Although the NT security of payment Act is largely modelled on WA’s Construction Contracts Act and operates identically in many respects, there are a number of notable differences. One of them is that under the NT Act there is a straight forward right to enforce an adjudication determination as a judgment debt, whereas under the WA Act it can only be enforced if the court first gives permission to do so.
However, this particular difference may be more apparent than real. In a brief judgment delivered on Thursday, Master Sanderson of the Supreme Court of WA in NRW Pty Ltd v Samsung C&T Corporation [2015] WASC 372 said he could not see any circumstances where registration of an adjudication determination would be refused, except perhaps where a judicial review has been undertaken or a party has exercised its limited rights of appeal under section 46. The Master’s reference to a section 46 appeal is peculiar because that is only an appeal against a dismissal of an adjudication application, so in that case there would be no adjudication determination being enforced.

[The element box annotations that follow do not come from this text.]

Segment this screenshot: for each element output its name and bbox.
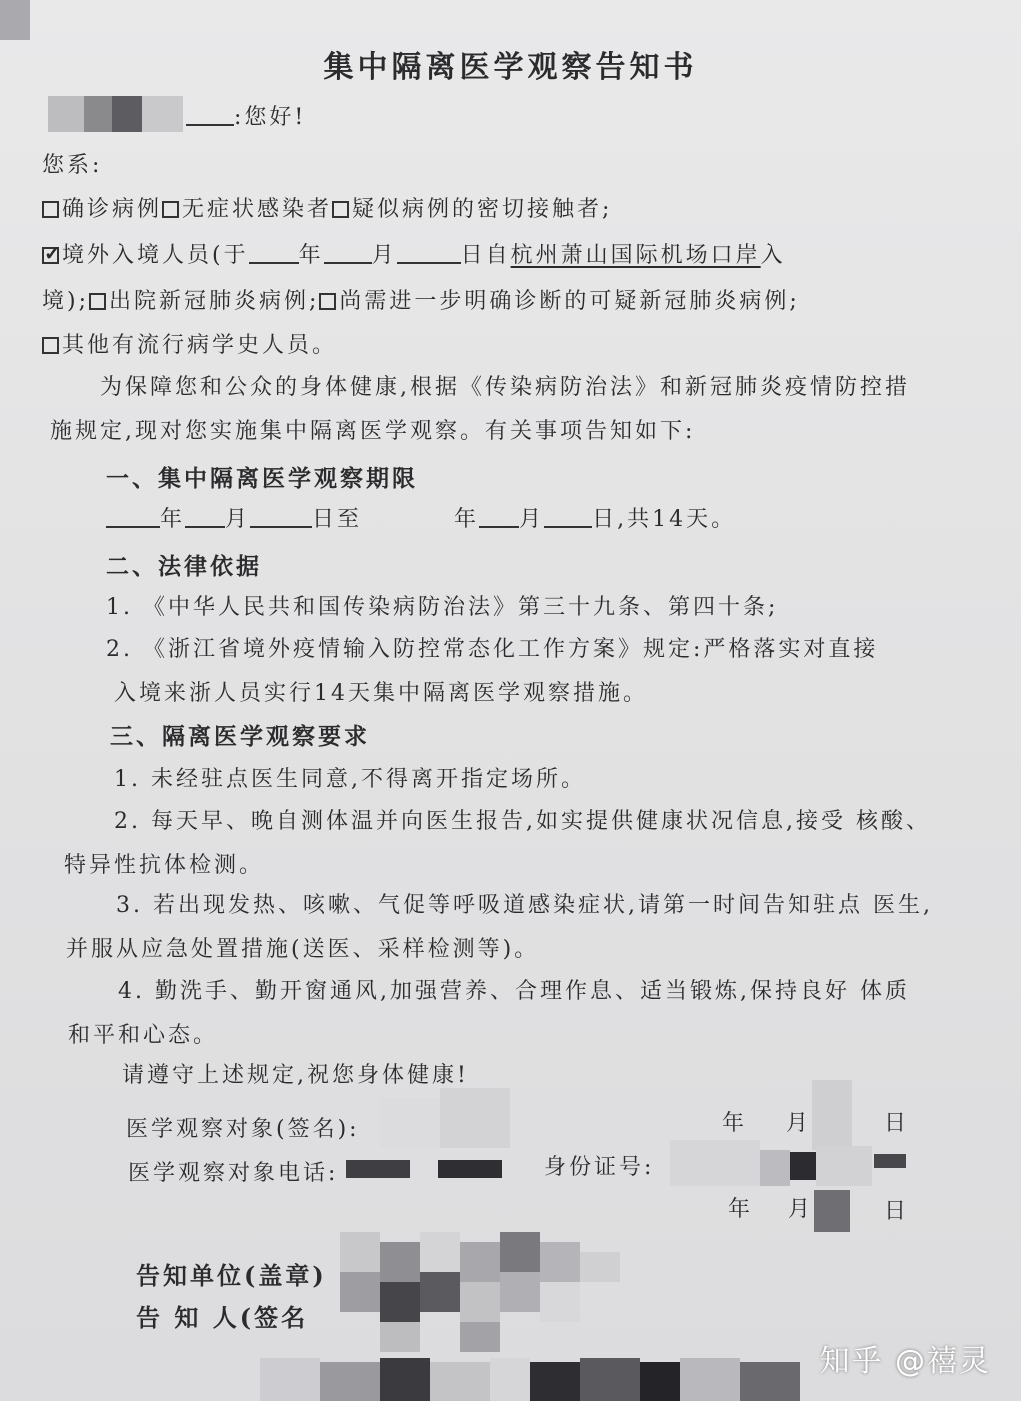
sign-date-year: 年 xyxy=(722,1111,748,1136)
redaction-mosaic-name xyxy=(48,96,183,132)
sign-date-day-2: 日 xyxy=(884,1199,910,1224)
closing-text: 请遵守上述规定,祝您身体健康! xyxy=(122,1063,469,1088)
law-item-2-line-2: 入境来浙人员实行14天集中隔离医学观察措施。 xyxy=(114,681,648,706)
intro-text: 您系: xyxy=(42,153,103,178)
period-tail: 日,共14天。 xyxy=(592,507,737,532)
options-row-4 xyxy=(42,328,337,359)
period-line xyxy=(106,502,736,533)
option-asymptomatic-label: 无症状感染者 xyxy=(182,197,333,222)
sign-date-year-2: 年 xyxy=(728,1197,754,1222)
notifying-unit-label: 告知单位(盖章) xyxy=(136,1261,327,1290)
period-start-day-blank xyxy=(250,506,312,528)
redaction-mosaic-stamp xyxy=(340,1232,620,1352)
checkbox-asymptomatic[interactable] xyxy=(162,201,179,218)
period-year2-label: 年 xyxy=(454,507,480,532)
requirement-3-line-1: 3. 若出现发热、咳嗽、气促等呼吸道感染症状,请第一时间告知驻点 医生, xyxy=(116,893,933,918)
redaction-mosaic-corner xyxy=(0,0,30,40)
period-month2-label: 月 xyxy=(519,507,545,532)
period-day-to-label: 日至 xyxy=(312,507,363,532)
checkbox-overseas-entry[interactable] xyxy=(42,247,59,264)
option-epidemiological-label: 其他有流行病学史人员。 xyxy=(62,333,338,358)
checkbox-suspected[interactable] xyxy=(319,293,336,310)
requirement-3-line-2: 并服从应急处置措施(送医、采样检测等)。 xyxy=(66,937,540,962)
entry-year-label: 年 xyxy=(298,243,324,268)
section-2-heading: 二、法律依据 xyxy=(106,553,262,580)
section-3-heading: 三、隔离医学观察要求 xyxy=(110,723,370,750)
requirement-2-line-2: 特异性抗体检测。 xyxy=(64,853,265,878)
entry-day-blank xyxy=(397,242,461,264)
law-item-2-line-1: 2. 《浙江省境外疫情输入防控常态化工作方案》规定:严格落实对直接 xyxy=(106,637,879,662)
section-1-heading: 一、集中隔离医学观察期限 xyxy=(106,465,418,492)
period-end-year-blank xyxy=(362,506,454,528)
paragraph-line-1: 为保障您和公众的身体健康,根据《传染病防治法》和新冠肺炎疫情防控措 xyxy=(100,375,910,400)
options-row-3 xyxy=(42,284,800,315)
law-item-1: 1. 《中华人民共和国传染病防治法》第三十九条、第四十条; xyxy=(106,595,779,620)
option-confirmed-label: 确诊病例 xyxy=(62,197,163,222)
option-suspected-label: 尚需进一步明确诊断的可疑新冠肺炎病例; xyxy=(339,289,800,314)
period-year-label: 年 xyxy=(160,507,186,532)
phone-label: 医学观察对象电话: xyxy=(128,1161,339,1186)
options-row-1 xyxy=(42,192,612,223)
requirement-1: 1. 未经驻点医生同意,不得离开指定场所。 xyxy=(114,767,586,792)
requirement-4-line-2: 和平和心态。 xyxy=(68,1023,219,1048)
redaction-mosaic-signature xyxy=(380,1088,510,1148)
period-start-month-blank xyxy=(185,506,225,528)
option-discharged-label: 出院新冠肺炎病例; xyxy=(109,289,320,314)
redaction-mosaic-phone xyxy=(346,1156,502,1180)
name-blank xyxy=(186,104,234,126)
option-overseas-label: 境外入境人员(于 xyxy=(62,243,249,268)
id-number-label: 身份证号: xyxy=(544,1155,655,1180)
redaction-mosaic-id xyxy=(670,1140,906,1186)
entry-month-blank xyxy=(324,242,372,264)
entry-port: 杭州萧山国际机场口岸 xyxy=(510,243,761,268)
notifier-label: 告 知 人(签名 xyxy=(136,1303,309,1332)
entry-day-label: 日自 xyxy=(460,243,511,268)
period-month-label: 月 xyxy=(225,507,251,532)
period-end-month-blank xyxy=(479,506,519,528)
entry-suffix: 入 xyxy=(760,243,786,268)
sign-date-month-2: 月 xyxy=(788,1197,814,1222)
checkbox-confirmed[interactable] xyxy=(42,201,59,218)
redaction-mosaic-bottom xyxy=(260,1358,800,1401)
checkbox-discharged[interactable] xyxy=(89,293,106,310)
site-watermark: 知乎 @禧灵 xyxy=(819,1344,991,1379)
period-start-year-blank xyxy=(106,506,160,528)
sign-date-month: 月 xyxy=(786,1111,812,1136)
paragraph-line-2: 施规定,现对您实施集中隔离医学观察。有关事项告知如下: xyxy=(50,419,696,444)
greeting-text: :您好! xyxy=(234,105,307,130)
sign-date-day: 日 xyxy=(884,1111,910,1136)
requirement-2-line-1: 2. 每天早、晚自测体温并向医生报告,如实提供健康状况信息,接受 核酸、 xyxy=(114,809,931,834)
redaction-mosaic-date-2 xyxy=(814,1180,850,1232)
document-title: 集中隔离医学观察告知书 xyxy=(323,50,698,85)
checkbox-close-contact[interactable] xyxy=(332,201,349,218)
requirement-4-line-1: 4. 勤洗手、勤开窗通风,加强营养、合理作息、适当锻炼,保持良好 体质 xyxy=(118,979,910,1004)
option-close-contact-label: 疑似病例的密切接触者; xyxy=(352,197,613,222)
checkbox-epidemiological[interactable] xyxy=(42,337,59,354)
subject-signature-label: 医学观察对象(签名): xyxy=(126,1117,360,1142)
period-end-day-blank xyxy=(544,506,592,528)
entry-year-blank xyxy=(249,242,299,264)
entry-month-label: 月 xyxy=(371,243,397,268)
options-row-2 xyxy=(42,238,786,269)
entry-end: 境); xyxy=(42,289,89,314)
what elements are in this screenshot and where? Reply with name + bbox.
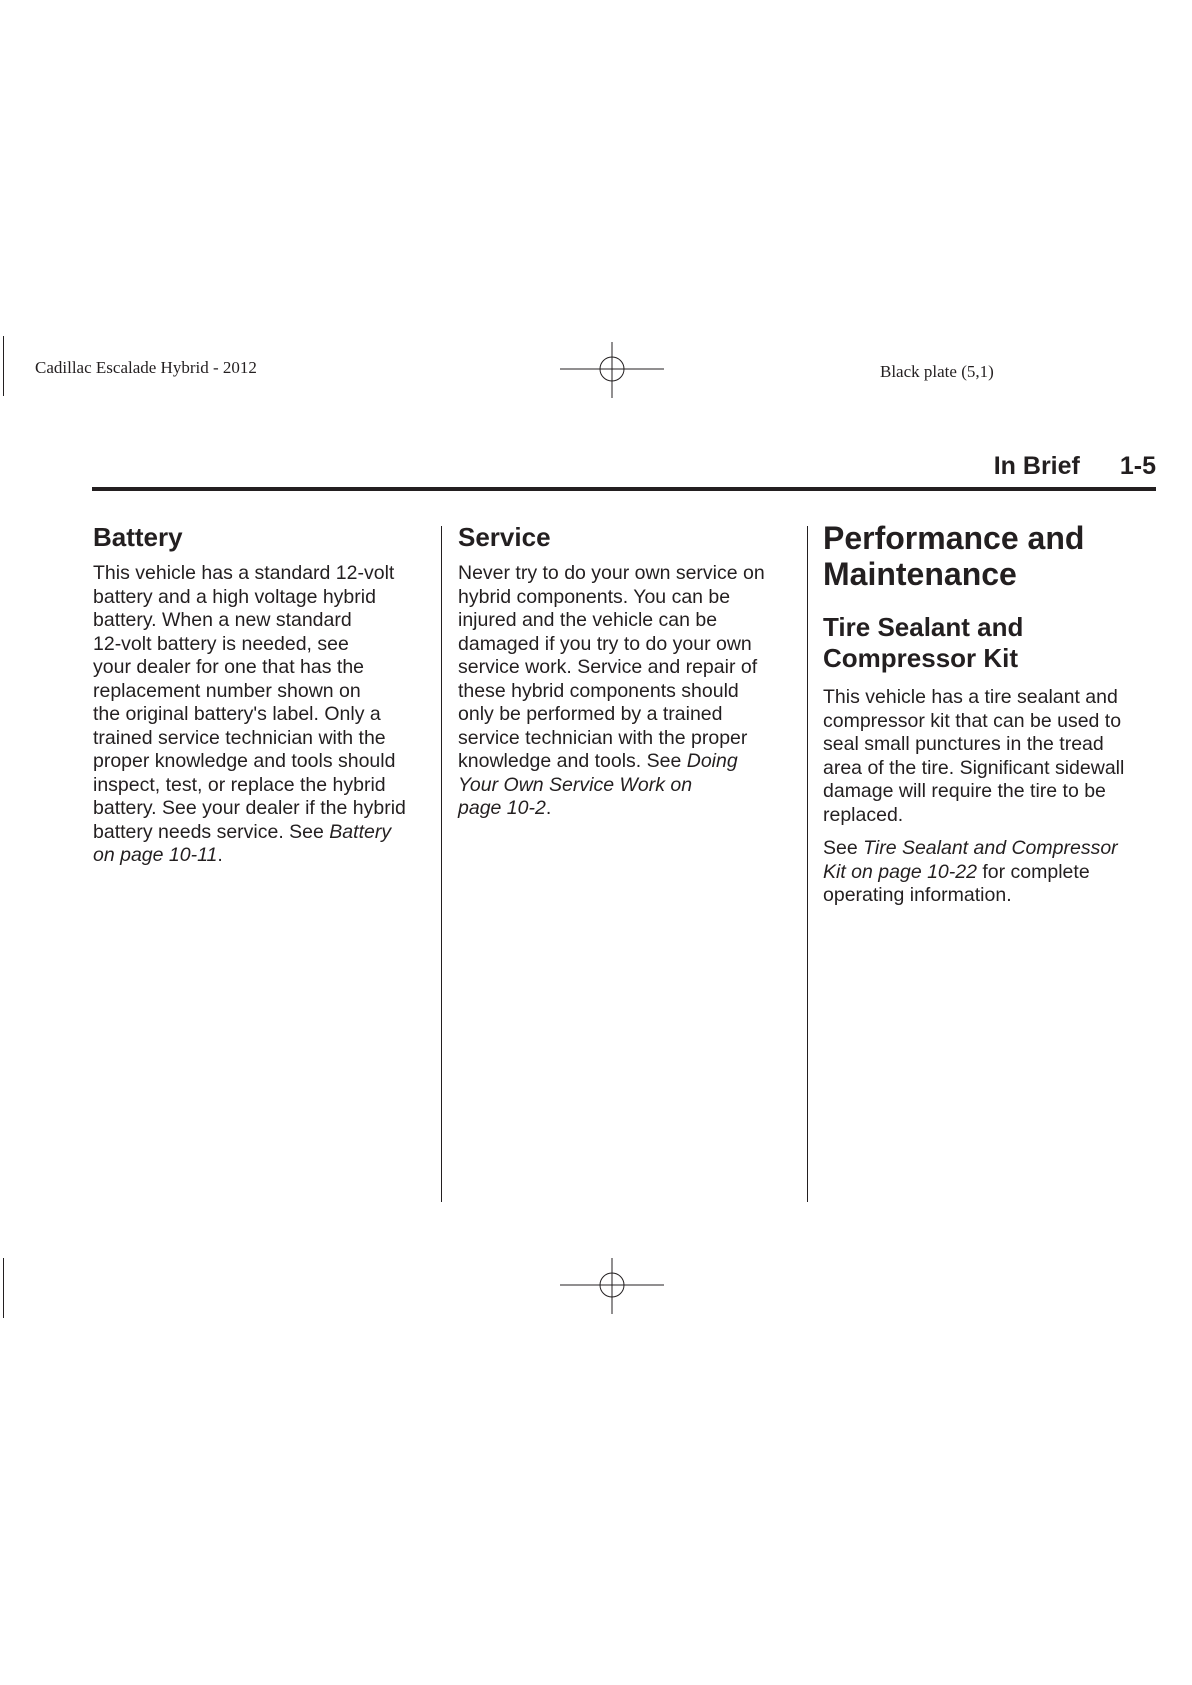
service-line: injured and the vehicle can be bbox=[458, 609, 718, 631]
registration-mark-bottom bbox=[560, 1258, 664, 1314]
column-divider-2 bbox=[807, 526, 808, 1202]
battery-line: battery. When a new standard bbox=[93, 609, 352, 631]
tire-sealant-ref-page[interactable]: Kit on page 10-22 bbox=[823, 860, 977, 883]
tire-sealant-ref-link[interactable]: Tire Sealant and Compressor bbox=[863, 837, 1118, 859]
battery-ref-link[interactable]: Battery bbox=[329, 820, 392, 843]
tire-sealant-line: compressor kit that can be used to bbox=[823, 709, 1122, 732]
crop-mark-bottom-left bbox=[3, 1258, 4, 1318]
service-section bbox=[458, 520, 794, 821]
running-header bbox=[92, 452, 1156, 484]
plate-left-text: Cadillac Escalade Hybrid - 2012 bbox=[35, 358, 257, 377]
tire-sealant-line: damage will require the tire to be bbox=[823, 780, 1106, 802]
tire-sealant-heading-line: Compressor Kit bbox=[823, 643, 1019, 673]
battery-line: battery. See your dealer if the hybrid bbox=[93, 797, 406, 819]
battery-line: trained service technician with the bbox=[93, 726, 386, 749]
performance-heading-line: Maintenance bbox=[823, 556, 1017, 592]
running-header-section: In Brief bbox=[993, 452, 1080, 480]
battery-line: the original battery's label. Only a bbox=[93, 703, 381, 725]
battery-line: battery and a high voltage hybrid bbox=[93, 585, 376, 608]
tire-sealant-line: seal small punctures in the tread bbox=[823, 733, 1104, 755]
registration-mark-top bbox=[560, 342, 664, 398]
tire-sealant-heading-line: Tire Sealant and bbox=[823, 612, 1024, 642]
service-heading: Service bbox=[458, 522, 551, 552]
service-ref-page[interactable]: page 10-2 bbox=[458, 797, 546, 819]
tire-sealant-line: This vehicle has a tire sealant and bbox=[823, 686, 1118, 708]
battery-end: . bbox=[217, 844, 223, 866]
tire-sealant-line: area of the tire. Significant sidewall bbox=[823, 756, 1125, 779]
service-line: these hybrid components should bbox=[458, 679, 739, 702]
service-paragraph bbox=[458, 562, 794, 821]
service-line: damaged if you try to do your own bbox=[458, 632, 752, 655]
crop-mark-top-left bbox=[3, 336, 4, 396]
service-line: hybrid components. You can be bbox=[458, 585, 731, 608]
battery-line: inspect, test, or replace the hybrid bbox=[93, 773, 386, 796]
battery-line: replacement number shown on bbox=[93, 679, 361, 702]
service-ref-link[interactable]: Your Own Service Work on bbox=[458, 773, 693, 796]
header-rule bbox=[92, 487, 1156, 491]
service-line: Never try to do your own service on bbox=[458, 562, 765, 584]
performance-section bbox=[823, 520, 1163, 908]
tire-sealant-ref-mid: for complete bbox=[976, 860, 1090, 883]
battery-heading: Battery bbox=[93, 522, 183, 552]
battery-line: your dealer for one that has the bbox=[93, 656, 365, 678]
battery-section bbox=[93, 520, 433, 868]
battery-line: 12-volt battery is needed, see bbox=[93, 632, 349, 655]
service-ref-link[interactable]: Doing bbox=[686, 750, 738, 772]
service-line: service technician with the proper bbox=[458, 726, 748, 749]
battery-ref-page[interactable]: on page 10-11 bbox=[93, 844, 218, 866]
battery-paragraph bbox=[93, 562, 433, 868]
tire-sealant-reference-paragraph bbox=[823, 837, 1163, 908]
service-line: only be performed by a trained bbox=[458, 703, 723, 725]
battery-line: proper knowledge and tools should bbox=[93, 750, 396, 772]
tire-sealant-ref-pre: See bbox=[823, 837, 864, 859]
tire-sealant-paragraph bbox=[823, 686, 1163, 827]
battery-line: battery needs service. See bbox=[93, 820, 330, 843]
service-end: . bbox=[545, 797, 552, 819]
page-number: 1-5 bbox=[1119, 452, 1156, 480]
battery-line: This vehicle has a standard 12-volt bbox=[93, 562, 395, 584]
tire-sealant-heading bbox=[823, 612, 1163, 674]
performance-heading-line: Performance and bbox=[823, 520, 1085, 556]
tire-sealant-line: replaced. bbox=[823, 803, 904, 826]
performance-heading bbox=[823, 520, 1163, 592]
plate-right-text: Black plate (5,1) bbox=[880, 362, 994, 381]
service-line: service work. Service and repair of bbox=[458, 656, 758, 678]
service-line: knowledge and tools. See bbox=[458, 750, 687, 772]
column-divider-1 bbox=[441, 526, 442, 1202]
tire-sealant-ref-end: operating information. bbox=[823, 884, 1012, 906]
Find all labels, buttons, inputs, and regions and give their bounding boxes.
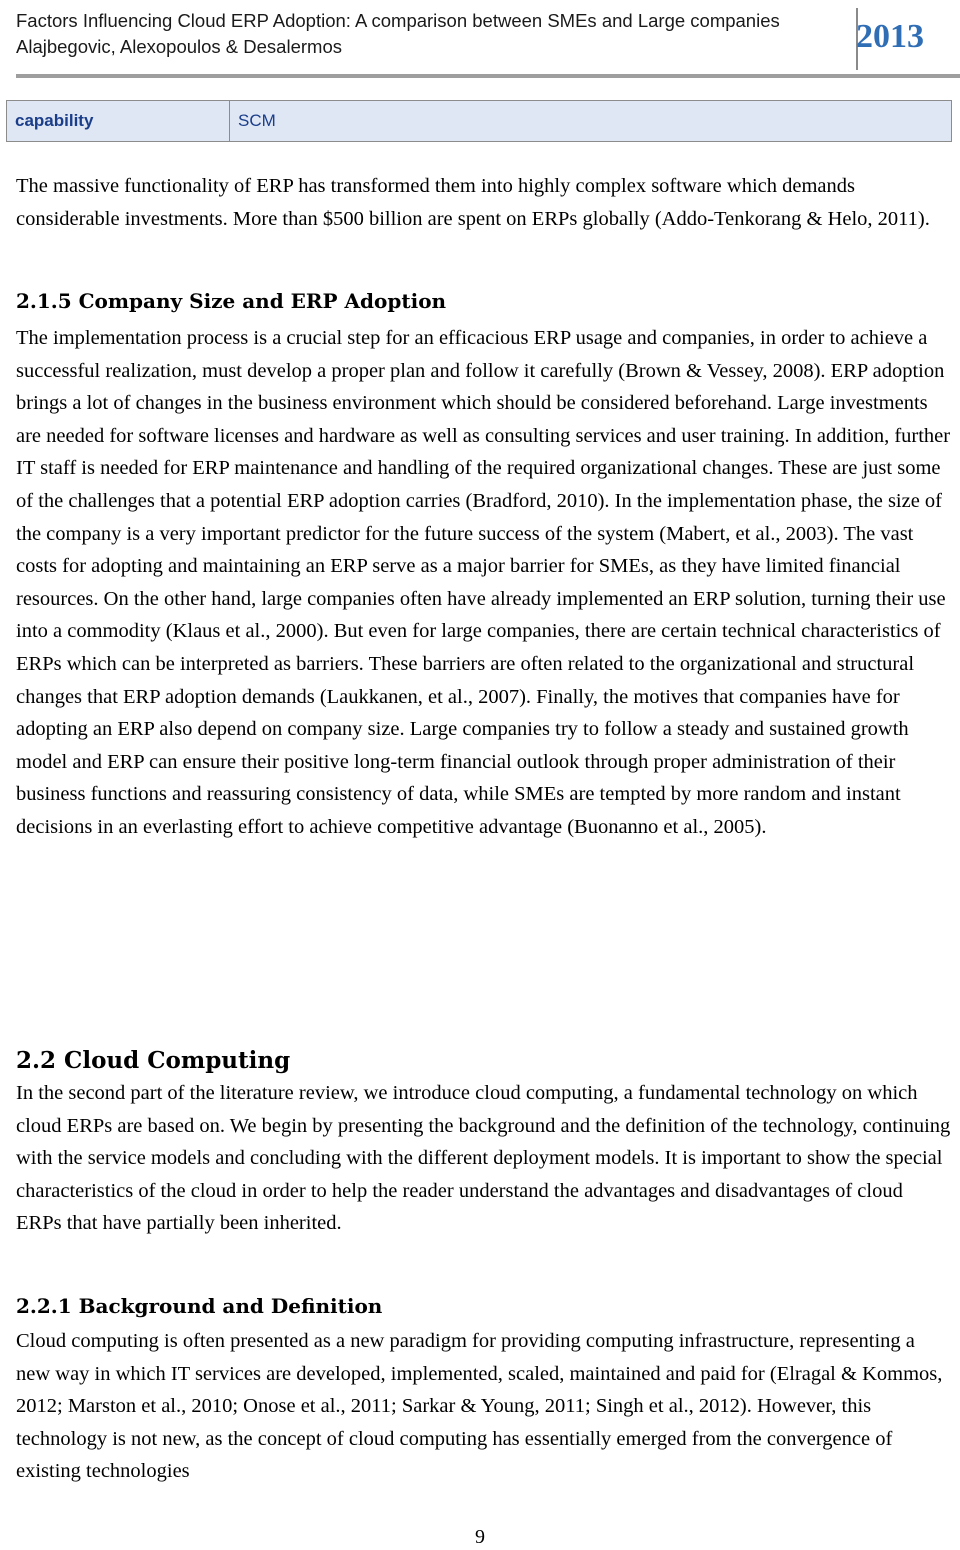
page-header [16,8,946,70]
section-heading-2-2-1: 2.2.1 Background and Definition [16,1294,383,1318]
paragraph-company-size: The implementation process is a crucial step for an efficacious ERP usage and companies, in order to achieve a successful realization, must develop a proper plan and follow it carefully (Brown & Vessey, 2008). ERP adoption brings a lot of changes in the business environment which should be considered beforehand. Large investments are needed for software licenses and hardware as well as consulting services and user training. In addition, further IT staff is needed for ERP maintenance and handling of the required organizational changes. These are just some of the challenges that a potential ERP adoption carries (Bradford, 2010). In the implementation phase, the size of the company is a very important predictor for the future success of the system (Mabert, et al., 2003). The vast costs for adopting and maintaining an ERP serve as a major barrier for SMEs, as they have limited financial resources. On the other hand, large companies often have already implemented an ERP solution, turning their use into a commodity (Klaus et al., 2000). But even for large companies, there are certain technical characteristics of ERPs which can be interpreted as barriers. These barriers are often related to the organizational and structural changes that ERP adoption demands (Laukkanen, et al., 2007). Finally, the motives that companies have for adopting an ERP also depend on company size. Large companies try to follow a steady and sustained growth model and ERP can ensure their positive long-term financial outlook through proper administration of their business functions and reassuring consistency of data, while SMEs are tempted by more random and instant decisions in an everlasting effort to achieve competitive advantage (Buonanno et al., 2005). [16,327,951,838]
running-authors: Alajbegovic, Alexopoulos & Desalermos [16,36,342,57]
page-number: 9 [475,1526,485,1548]
table-cell-scm: SCM [238,111,276,130]
header-year: 2013 [856,18,924,55]
header-rule [16,74,960,78]
section-heading-2-1-5: 2.1.5 Company Size and ERP Adoption [16,289,447,313]
paragraph-intro: The massive functionality of ERP has transformed them into highly complex software which demands considerable investments. More than $500 billion are spent on ERPs globally (Addo-Tenkorang & Helo, 2011). [16,175,930,230]
paragraph-cloud-intro: In the second part of the literature review, we introduce cloud computing, a fundamental technology on which cloud ERPs are based on. We begin by presenting the background and the definition of the technology, continuing with the service models and concluding with the different deployment models. It is important to show the special characteristics of the cloud in order to help the reader understand the advantages and disadvantages of cloud ERPs that have partially been inherited. [16,1082,951,1235]
paragraph-background: Cloud computing is often presented as a new paradigm for providing computing infrastructure, representing a new way in which IT services are developed, implemented, scaled, maintained and paid for (Elragal & Kommos, 2012; Marston et al., 2010; Onose et al., 2011; Sarkar & Young, 2011; Singh et al., 2012). However, this technology is not new, as the concept of cloud computing has essentially emerged from the convergence of existing technologies [16,1330,943,1483]
running-title: Factors Influencing Cloud ERP Adoption: A comparison between SMEs and Large companies [16,10,780,31]
table-cell-capability: capability [7,101,230,141]
section-heading-2-2: 2.2 Cloud Computing [16,1047,291,1074]
table-row [6,100,952,142]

Procedurally then, if an adjudication determination is being challenged by way of judicial review, the WA Act allows the challenger to seek that the enforcement of the determination be disallowed at the time it is sought to be enforced, whereas in the NT the challenger would need to include injunctive orders to that effect in its application for judicial review. In NRW, the respondent in the adjudication unsuccessfully sought that the enforcement of the determination be disallowed on the basis that it had a substantial set-off against the determination in its favour, for which it provided extensive evidence. The Master refused to even examine the evidence as he held that a set-off was no ground for refusing to register the judgment.